To verify their findings, the researchers compared the AI-generated results with those produced by traditional metaphor analysis tools, such as Wmatrix and MIPVU. The results were strongly correlated overall, but some differences stood out. ChatGPT was faster and easier to use, but its accuracy varied widely across metaphor categories. In contrast, the traditional methods were slower but more consistent in identifying metaphors across all categories.

Another issue the study uncovered is that LLM performance depends heavily on how prompts are written. Even small changes in how a question is asked can affect what the model produces. This lack of stability makes it harder to reproduce results and undermines confidence in the model’s reliability when dealing with sensitive material like political speech.

The researchers also noted broader structural problems in how LLMs are trained. These models rely on enormous datasets scraped from the internet, much of which is uncurated and not annotated for meaning. As a result, LLMs may lack exposure to metaphorical language in specific cultural, historical, or political contexts. They may also pick up and reproduce existing biases related to gender, race, or ideology—especially when processing emotionally or politically loaded texts.
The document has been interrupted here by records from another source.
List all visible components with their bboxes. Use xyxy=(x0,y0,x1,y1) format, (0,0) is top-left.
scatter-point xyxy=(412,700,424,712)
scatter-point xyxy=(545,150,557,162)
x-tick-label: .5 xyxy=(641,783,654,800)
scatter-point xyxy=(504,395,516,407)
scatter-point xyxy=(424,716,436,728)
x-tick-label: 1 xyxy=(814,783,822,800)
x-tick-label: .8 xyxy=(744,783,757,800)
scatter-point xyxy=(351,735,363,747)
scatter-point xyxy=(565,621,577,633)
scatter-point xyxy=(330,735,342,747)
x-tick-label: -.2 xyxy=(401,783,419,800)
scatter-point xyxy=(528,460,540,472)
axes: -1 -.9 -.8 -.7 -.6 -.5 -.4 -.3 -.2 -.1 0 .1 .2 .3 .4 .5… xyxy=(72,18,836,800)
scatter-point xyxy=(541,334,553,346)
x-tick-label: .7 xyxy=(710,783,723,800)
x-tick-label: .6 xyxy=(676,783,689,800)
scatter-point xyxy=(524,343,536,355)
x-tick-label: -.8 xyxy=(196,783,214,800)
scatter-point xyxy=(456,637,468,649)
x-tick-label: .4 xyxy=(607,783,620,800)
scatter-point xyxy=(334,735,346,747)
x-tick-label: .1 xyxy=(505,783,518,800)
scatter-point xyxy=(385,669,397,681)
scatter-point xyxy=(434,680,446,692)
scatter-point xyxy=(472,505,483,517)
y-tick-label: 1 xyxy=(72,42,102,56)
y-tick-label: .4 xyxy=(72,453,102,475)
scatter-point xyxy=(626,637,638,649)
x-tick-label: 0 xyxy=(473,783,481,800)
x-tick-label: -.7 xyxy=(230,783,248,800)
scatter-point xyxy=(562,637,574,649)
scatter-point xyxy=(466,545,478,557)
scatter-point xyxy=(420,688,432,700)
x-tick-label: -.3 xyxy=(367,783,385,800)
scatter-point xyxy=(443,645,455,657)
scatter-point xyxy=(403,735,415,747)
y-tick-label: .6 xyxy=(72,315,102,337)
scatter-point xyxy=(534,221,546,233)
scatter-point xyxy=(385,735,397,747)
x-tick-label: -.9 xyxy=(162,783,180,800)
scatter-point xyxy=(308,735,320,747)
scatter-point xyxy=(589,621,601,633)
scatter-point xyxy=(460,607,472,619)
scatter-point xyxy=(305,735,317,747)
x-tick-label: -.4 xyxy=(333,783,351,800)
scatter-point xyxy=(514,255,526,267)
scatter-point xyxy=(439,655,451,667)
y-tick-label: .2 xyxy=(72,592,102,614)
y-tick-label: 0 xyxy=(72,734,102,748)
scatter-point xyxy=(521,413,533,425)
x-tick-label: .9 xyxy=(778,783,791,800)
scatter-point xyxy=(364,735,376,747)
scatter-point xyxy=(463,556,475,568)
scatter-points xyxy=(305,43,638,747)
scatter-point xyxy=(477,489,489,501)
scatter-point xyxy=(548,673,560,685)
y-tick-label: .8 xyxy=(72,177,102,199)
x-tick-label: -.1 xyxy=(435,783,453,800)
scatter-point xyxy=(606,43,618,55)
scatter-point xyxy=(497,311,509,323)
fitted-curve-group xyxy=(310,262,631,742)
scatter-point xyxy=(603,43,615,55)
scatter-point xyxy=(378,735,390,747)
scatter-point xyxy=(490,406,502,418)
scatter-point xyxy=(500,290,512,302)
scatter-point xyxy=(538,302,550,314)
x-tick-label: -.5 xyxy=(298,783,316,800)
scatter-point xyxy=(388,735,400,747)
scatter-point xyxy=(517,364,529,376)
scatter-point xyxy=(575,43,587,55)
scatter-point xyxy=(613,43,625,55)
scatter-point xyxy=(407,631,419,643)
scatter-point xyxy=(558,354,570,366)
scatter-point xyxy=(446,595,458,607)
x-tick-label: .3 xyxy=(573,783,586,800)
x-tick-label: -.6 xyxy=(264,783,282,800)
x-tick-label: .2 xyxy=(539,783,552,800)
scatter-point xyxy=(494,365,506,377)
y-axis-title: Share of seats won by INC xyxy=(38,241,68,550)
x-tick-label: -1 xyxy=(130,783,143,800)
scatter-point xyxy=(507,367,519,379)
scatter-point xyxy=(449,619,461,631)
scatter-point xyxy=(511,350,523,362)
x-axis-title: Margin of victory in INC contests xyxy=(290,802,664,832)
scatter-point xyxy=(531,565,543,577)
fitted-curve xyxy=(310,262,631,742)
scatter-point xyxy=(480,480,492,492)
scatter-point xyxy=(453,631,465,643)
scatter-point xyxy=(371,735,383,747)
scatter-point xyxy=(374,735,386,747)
The researchers conclude that while large language models show promise in analyzing metaphor, they are far from replacing human expertise. Their tendency to misinterpret, overreach, or miss subtleties makes them best suited for assisting researchers rather than conducting fully automated analysis. In particular, political metaphors—which often rely on shared cultural symbols, deep emotional resonance, and implicit ideological framing—remain difficult for these systems to understand.

The study, “Large language models prompt engineering as a method for embodied cognitive linguistic representation: a case study of political metaphors in Trump’s discourse,” was authored by Haohan Meng, Xiaoyu Li, and Jinhua Sun.